Peran Intelektual Progresif dalam Mewujudkan Pendidikan yang Ilmiah, Demokratis, dan Mengabdi Pada Rakyat
Oleh : Raja Amar1
Pendidikan adalah proses dialektika manusia untuk mengembangkan akal pikirnya, menyelesaikan problem-problem social dalam masyarakat dan menemukan hipotesa-hipotesa baru yang kontekstual dengan perkembangan zaman. Pengertian tersebut menegaskan bahwa pendidikan bukan sekedar belajar-mengajar, proses belajar-mengajar adalah bagian dari pendidikan. Pendidikan dalam arti sebenarnya ini akan selalu mendorong perkembangan paradigma yang juga menggerakkan roda peradaban ke arah yang lebih maju secara dialektis.

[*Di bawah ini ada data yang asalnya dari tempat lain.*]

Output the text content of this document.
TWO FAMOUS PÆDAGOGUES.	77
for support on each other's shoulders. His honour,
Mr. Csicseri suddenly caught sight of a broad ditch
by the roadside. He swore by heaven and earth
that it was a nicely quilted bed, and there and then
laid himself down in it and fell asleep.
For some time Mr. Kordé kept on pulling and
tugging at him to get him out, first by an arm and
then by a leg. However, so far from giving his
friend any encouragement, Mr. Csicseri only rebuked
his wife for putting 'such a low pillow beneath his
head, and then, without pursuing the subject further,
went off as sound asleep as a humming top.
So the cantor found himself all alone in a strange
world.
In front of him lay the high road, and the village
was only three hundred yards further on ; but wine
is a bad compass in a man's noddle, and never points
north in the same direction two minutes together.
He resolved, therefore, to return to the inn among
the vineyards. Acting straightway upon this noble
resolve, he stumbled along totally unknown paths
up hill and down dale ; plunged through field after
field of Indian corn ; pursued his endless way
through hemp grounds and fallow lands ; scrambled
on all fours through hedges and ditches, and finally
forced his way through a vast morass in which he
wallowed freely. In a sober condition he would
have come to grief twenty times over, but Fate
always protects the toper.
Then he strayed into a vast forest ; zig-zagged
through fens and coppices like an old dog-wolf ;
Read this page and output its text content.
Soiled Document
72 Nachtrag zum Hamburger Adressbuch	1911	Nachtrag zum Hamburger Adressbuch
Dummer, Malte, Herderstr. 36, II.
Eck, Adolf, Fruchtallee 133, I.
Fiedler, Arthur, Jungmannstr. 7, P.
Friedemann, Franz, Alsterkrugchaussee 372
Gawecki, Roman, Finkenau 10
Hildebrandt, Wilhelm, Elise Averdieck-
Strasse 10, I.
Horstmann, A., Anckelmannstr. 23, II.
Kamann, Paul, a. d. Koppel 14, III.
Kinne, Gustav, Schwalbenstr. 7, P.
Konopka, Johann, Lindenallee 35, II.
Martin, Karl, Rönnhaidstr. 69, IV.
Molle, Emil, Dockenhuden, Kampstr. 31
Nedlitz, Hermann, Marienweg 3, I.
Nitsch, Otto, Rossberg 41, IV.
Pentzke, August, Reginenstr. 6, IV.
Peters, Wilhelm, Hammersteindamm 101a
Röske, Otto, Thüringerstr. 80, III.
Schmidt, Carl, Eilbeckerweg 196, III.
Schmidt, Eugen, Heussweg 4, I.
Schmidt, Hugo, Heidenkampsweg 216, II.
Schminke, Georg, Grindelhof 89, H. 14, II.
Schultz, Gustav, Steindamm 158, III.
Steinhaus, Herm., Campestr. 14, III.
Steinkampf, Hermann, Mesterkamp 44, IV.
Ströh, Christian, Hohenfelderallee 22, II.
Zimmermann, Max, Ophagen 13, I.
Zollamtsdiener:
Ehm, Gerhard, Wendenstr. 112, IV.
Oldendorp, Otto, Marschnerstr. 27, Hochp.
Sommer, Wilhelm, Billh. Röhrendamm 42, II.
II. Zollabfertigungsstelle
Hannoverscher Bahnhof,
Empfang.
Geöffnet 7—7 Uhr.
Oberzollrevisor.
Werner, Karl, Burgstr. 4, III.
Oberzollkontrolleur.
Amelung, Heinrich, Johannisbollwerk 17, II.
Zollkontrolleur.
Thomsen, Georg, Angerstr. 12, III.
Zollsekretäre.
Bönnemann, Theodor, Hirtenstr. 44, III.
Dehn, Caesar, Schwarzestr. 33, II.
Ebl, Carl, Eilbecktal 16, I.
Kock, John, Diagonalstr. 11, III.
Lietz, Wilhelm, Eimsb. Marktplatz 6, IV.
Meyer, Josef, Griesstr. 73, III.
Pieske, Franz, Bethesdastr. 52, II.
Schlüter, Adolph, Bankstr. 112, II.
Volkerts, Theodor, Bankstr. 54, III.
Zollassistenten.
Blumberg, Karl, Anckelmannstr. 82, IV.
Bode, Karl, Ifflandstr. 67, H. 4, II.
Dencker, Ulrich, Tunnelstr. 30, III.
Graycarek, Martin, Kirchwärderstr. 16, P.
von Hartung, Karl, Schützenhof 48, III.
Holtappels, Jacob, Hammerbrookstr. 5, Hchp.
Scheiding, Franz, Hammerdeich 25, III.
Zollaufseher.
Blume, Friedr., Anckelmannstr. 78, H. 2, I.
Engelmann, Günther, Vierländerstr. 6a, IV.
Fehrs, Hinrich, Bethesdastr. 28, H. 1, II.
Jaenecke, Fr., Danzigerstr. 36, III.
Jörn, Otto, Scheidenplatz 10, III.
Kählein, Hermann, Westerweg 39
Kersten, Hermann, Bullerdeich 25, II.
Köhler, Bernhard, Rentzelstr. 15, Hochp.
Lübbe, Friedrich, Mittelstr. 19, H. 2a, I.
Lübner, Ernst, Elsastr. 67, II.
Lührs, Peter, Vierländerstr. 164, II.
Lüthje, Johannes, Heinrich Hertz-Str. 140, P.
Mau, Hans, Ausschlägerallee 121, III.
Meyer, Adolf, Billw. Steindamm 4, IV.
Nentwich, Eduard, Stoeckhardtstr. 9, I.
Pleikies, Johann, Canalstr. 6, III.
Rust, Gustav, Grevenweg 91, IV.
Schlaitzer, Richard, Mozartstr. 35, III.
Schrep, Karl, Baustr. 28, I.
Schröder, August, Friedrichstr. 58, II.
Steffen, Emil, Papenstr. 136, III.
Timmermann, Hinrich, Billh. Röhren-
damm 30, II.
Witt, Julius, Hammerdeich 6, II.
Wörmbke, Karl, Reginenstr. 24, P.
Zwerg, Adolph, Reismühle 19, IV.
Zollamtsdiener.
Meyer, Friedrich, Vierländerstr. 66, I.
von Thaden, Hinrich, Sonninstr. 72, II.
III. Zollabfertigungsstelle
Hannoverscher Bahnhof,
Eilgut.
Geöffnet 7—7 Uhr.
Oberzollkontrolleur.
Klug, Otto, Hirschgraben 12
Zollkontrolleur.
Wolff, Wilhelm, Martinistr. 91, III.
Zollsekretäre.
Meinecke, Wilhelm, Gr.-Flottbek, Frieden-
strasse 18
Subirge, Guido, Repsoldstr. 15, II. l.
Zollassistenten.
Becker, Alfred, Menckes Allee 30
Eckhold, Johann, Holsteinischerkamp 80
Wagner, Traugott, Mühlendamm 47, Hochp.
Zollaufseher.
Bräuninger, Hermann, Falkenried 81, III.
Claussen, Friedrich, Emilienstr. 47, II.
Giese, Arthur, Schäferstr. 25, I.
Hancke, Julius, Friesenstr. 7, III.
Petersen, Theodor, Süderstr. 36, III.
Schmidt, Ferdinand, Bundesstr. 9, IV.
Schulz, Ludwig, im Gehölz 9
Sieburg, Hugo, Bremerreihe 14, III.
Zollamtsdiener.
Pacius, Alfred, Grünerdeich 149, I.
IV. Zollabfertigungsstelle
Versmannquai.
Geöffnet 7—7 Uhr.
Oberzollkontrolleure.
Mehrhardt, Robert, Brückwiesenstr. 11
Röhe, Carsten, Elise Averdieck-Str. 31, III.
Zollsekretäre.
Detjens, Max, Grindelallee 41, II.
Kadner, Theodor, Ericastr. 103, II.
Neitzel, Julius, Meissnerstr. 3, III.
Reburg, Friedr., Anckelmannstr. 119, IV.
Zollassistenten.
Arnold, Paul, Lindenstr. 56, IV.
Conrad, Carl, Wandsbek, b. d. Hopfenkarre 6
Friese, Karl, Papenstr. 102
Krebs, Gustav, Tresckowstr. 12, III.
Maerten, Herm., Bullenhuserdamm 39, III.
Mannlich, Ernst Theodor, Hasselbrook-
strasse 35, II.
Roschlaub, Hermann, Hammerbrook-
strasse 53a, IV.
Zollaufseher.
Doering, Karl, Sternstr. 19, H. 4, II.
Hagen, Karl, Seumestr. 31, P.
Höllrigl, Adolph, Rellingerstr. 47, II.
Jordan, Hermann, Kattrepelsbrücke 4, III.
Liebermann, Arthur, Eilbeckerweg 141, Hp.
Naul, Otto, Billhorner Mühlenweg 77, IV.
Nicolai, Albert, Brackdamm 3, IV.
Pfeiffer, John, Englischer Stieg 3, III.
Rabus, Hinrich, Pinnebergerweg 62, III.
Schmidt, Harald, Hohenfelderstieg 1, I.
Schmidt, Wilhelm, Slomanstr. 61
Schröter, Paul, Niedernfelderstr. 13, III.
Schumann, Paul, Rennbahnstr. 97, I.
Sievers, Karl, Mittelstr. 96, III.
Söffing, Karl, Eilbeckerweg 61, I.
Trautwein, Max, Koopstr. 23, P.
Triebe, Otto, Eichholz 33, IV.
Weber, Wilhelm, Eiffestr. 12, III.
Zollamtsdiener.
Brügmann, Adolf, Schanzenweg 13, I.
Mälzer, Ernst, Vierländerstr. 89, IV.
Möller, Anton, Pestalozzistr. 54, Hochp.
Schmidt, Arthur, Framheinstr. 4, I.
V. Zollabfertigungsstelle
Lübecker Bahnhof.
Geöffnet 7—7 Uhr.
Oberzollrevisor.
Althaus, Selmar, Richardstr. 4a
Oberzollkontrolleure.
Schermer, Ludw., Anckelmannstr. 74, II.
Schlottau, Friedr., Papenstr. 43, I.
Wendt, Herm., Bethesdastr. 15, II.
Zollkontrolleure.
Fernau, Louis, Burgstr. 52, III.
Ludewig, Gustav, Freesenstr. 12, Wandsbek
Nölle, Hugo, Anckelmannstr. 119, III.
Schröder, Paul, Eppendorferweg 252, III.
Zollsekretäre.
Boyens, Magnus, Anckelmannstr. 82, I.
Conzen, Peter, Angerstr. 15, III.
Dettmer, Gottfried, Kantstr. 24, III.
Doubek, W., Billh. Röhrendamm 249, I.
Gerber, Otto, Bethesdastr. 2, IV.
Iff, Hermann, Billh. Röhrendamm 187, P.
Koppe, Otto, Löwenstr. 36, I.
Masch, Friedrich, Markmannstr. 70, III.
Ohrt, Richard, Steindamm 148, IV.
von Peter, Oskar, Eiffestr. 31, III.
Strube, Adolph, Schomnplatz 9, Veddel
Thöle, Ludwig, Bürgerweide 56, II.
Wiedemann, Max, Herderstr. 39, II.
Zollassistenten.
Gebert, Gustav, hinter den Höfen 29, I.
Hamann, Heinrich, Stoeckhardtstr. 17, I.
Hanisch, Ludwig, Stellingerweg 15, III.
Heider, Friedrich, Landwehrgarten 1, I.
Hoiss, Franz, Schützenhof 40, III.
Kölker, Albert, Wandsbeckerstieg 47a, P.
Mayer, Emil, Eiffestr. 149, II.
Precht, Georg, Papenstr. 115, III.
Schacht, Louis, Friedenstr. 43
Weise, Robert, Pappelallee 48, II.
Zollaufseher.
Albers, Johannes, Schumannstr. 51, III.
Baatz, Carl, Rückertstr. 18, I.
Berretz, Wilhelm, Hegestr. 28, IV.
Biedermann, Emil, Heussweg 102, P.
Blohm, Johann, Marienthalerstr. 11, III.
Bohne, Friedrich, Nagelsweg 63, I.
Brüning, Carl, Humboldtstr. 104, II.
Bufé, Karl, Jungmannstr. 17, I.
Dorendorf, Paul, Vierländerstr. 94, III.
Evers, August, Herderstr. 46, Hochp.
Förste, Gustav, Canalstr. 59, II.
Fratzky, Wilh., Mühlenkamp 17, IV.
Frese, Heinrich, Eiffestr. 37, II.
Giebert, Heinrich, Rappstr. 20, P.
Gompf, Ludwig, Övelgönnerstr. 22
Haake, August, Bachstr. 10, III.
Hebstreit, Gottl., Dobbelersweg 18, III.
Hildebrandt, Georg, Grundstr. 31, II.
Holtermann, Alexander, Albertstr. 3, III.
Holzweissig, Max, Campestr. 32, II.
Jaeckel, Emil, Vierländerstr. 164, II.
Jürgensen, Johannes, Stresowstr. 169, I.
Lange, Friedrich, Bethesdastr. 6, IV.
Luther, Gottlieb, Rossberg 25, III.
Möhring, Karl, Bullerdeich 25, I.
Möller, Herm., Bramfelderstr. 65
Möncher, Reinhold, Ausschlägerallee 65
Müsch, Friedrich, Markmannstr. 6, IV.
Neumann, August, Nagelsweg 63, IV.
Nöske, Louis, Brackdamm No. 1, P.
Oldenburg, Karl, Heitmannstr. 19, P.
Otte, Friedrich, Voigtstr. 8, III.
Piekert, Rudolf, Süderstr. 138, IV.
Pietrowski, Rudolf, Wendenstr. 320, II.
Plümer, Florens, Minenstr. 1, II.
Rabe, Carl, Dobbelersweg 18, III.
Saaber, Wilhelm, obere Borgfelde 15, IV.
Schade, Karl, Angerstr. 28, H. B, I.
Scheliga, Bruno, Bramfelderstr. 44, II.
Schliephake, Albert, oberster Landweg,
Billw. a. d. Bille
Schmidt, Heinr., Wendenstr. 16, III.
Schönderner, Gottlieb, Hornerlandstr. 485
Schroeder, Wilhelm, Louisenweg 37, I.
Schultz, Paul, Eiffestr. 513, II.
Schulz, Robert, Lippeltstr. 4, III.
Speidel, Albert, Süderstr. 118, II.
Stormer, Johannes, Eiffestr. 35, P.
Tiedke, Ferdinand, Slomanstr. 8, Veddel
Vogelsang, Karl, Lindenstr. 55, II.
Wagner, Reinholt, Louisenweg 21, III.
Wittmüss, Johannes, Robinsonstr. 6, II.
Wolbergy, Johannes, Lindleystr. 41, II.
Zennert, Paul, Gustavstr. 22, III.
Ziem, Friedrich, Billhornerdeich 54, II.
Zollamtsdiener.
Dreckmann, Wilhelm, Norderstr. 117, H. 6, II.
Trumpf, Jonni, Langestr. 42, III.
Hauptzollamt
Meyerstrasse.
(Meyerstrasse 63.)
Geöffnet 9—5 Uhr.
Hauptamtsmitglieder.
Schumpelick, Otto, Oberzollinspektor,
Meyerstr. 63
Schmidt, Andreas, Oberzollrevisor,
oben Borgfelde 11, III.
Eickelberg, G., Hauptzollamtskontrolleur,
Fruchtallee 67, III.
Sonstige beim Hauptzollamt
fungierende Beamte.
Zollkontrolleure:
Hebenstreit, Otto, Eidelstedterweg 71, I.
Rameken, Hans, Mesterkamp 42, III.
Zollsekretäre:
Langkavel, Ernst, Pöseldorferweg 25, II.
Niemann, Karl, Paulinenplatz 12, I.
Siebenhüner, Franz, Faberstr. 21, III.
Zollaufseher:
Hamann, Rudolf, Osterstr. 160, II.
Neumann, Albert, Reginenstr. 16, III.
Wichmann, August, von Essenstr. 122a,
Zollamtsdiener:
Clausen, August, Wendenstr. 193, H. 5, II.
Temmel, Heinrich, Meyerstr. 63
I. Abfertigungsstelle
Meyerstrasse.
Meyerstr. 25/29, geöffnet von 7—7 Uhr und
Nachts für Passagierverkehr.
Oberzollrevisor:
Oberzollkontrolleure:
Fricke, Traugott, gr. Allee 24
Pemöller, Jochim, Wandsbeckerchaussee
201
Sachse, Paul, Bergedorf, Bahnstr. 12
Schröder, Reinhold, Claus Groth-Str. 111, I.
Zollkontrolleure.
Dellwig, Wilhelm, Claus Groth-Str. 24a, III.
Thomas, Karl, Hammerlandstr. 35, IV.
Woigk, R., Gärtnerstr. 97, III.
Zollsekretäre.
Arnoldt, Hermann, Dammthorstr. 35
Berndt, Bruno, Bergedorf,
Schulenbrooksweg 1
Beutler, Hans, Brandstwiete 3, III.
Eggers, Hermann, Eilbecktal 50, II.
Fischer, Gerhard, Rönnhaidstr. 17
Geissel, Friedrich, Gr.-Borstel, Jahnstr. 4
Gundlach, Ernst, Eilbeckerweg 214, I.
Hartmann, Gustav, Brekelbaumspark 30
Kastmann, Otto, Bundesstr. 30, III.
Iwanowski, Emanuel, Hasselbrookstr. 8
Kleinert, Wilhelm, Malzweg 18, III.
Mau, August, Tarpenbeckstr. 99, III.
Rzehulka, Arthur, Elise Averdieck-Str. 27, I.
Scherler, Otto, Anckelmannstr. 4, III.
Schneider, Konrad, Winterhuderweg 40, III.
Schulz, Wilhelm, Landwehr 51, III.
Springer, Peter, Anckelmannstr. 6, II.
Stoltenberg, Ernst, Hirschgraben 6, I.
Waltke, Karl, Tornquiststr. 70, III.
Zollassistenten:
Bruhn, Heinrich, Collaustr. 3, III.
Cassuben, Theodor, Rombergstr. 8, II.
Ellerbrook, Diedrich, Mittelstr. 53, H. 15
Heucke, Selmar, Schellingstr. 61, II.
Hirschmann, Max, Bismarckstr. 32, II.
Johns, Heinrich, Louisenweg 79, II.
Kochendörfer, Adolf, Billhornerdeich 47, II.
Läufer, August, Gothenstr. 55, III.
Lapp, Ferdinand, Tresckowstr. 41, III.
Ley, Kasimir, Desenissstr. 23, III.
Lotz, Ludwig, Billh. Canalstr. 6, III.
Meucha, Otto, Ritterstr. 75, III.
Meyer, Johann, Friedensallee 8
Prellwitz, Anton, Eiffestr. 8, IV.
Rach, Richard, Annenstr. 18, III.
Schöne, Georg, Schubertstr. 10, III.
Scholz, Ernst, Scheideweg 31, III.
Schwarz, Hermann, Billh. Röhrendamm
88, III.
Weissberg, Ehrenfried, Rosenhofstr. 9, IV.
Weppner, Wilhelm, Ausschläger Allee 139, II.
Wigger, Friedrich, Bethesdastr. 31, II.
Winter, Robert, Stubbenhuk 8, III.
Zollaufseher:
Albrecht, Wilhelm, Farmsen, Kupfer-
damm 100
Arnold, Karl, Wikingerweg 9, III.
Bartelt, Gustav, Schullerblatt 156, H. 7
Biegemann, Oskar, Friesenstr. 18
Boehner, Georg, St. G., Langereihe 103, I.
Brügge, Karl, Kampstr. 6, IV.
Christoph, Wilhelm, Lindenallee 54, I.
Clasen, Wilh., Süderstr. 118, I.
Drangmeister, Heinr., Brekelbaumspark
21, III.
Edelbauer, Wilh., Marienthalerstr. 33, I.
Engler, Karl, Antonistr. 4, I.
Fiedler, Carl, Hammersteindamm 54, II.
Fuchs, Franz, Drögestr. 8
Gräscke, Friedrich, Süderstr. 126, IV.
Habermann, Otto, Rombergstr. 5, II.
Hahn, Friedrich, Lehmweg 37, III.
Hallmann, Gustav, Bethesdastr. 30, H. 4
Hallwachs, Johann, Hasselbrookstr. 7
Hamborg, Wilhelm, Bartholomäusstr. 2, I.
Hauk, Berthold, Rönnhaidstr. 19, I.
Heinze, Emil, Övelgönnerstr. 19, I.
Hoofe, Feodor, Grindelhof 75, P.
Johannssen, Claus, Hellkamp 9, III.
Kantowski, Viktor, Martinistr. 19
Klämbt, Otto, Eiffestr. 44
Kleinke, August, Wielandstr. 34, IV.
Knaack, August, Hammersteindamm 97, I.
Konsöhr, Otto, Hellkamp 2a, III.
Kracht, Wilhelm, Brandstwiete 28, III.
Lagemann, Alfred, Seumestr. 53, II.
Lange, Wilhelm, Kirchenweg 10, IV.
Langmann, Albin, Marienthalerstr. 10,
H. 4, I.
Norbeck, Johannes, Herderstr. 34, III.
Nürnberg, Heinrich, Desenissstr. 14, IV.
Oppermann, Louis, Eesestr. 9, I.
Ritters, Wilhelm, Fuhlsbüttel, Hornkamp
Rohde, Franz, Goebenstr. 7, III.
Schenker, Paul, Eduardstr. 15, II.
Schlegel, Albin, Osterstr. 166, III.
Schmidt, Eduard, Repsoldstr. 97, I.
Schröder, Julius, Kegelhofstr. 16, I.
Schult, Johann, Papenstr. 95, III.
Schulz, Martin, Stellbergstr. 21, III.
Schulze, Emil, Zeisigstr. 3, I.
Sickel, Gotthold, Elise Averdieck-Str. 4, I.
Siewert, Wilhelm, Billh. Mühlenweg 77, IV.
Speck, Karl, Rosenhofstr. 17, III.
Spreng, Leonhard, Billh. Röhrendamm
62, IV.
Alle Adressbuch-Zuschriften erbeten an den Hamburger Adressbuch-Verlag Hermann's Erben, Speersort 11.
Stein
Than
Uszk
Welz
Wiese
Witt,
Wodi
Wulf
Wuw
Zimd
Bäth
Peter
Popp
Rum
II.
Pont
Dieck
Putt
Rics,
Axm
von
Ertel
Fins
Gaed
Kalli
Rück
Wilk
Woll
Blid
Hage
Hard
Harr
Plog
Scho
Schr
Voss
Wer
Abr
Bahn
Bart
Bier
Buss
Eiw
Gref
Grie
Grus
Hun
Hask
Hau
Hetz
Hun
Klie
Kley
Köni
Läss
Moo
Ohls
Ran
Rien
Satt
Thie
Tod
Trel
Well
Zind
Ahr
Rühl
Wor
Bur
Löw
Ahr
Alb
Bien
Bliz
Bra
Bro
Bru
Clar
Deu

Tahun ini, 2012 abad 21 dan tahun serta abad sebelumnya, pendidikan mengalami disorientasi . institusi berserta mayoritas intelektualnya berbondong-bondong membicarakan kemalasan, hedonisme, dan pelarian-pelarian mahasiswa beserta peserta didik lainnya. Tindakan anarkis dari peserta didik tersebut bukan tanpa sebab, hokum sebab-akibat dari persoalan ini adaalah kejenuhan peserta didik dalam proses pendidikan formalnya. Pemaksaan orang tua dan lingkungan sosial yang mengaharuskan seorang mengakses pendidikan hingga jenjang yang tertinggi. Sedangkan, akses tersebut dihargai juga dipersyaratkan diantaranya uang dan nilai (modal). Nilai baik di Sekolah Dasar adalah modal untuk melanjutkan Sekolah Menengah Pertama dan selanjutnya. Sedikit berbeda pada nilai SMA yang harus ditambahkan hasil kerja produksi orang tua utnuk dapat mengakses perguruan tinggi, hal ini mewujudkan candu pendidikan (diulas oleh Eko Prasetyo dalam buku Sekolah itu Candu). Proses sistemik dan berlarut-larut membuahkan diorientasi pada peserta didik, tidak lagi pemahaman akan materi, konsep, apalagi pengembangan amat terlalu jauh. Value oriented yang dapat dicapai tanpa pemahaman apapun, berbagai jalan pintas tersedia di negri yang komersil ini.
[i]
Orientasi pada nilai an-sich juga menghasilkan frustasi pada mayoritas mahasiswa yang seharusnya menjadi Intelektual Progresif. Ditambah lagi system social di dalam kelas yang memposisikan dosen sebagai nabi dan para pengikut ini mendengarkan doktrin serta dogma ilmu kekinian. Hilanglah keilmiahan dari teori-teori yang seharusnya dipahami secara mendalam dan proses perkuliahan menjadi ajang klarifikasi pemahaman. Untuk ini penulis secara pribadi mengapresiasi proses pembelajaran discovery berbasis studi kasus yang sedang dikembangkan. Metode pengajaran ini yang menghasilkan pembelajaran bukan penguliahan.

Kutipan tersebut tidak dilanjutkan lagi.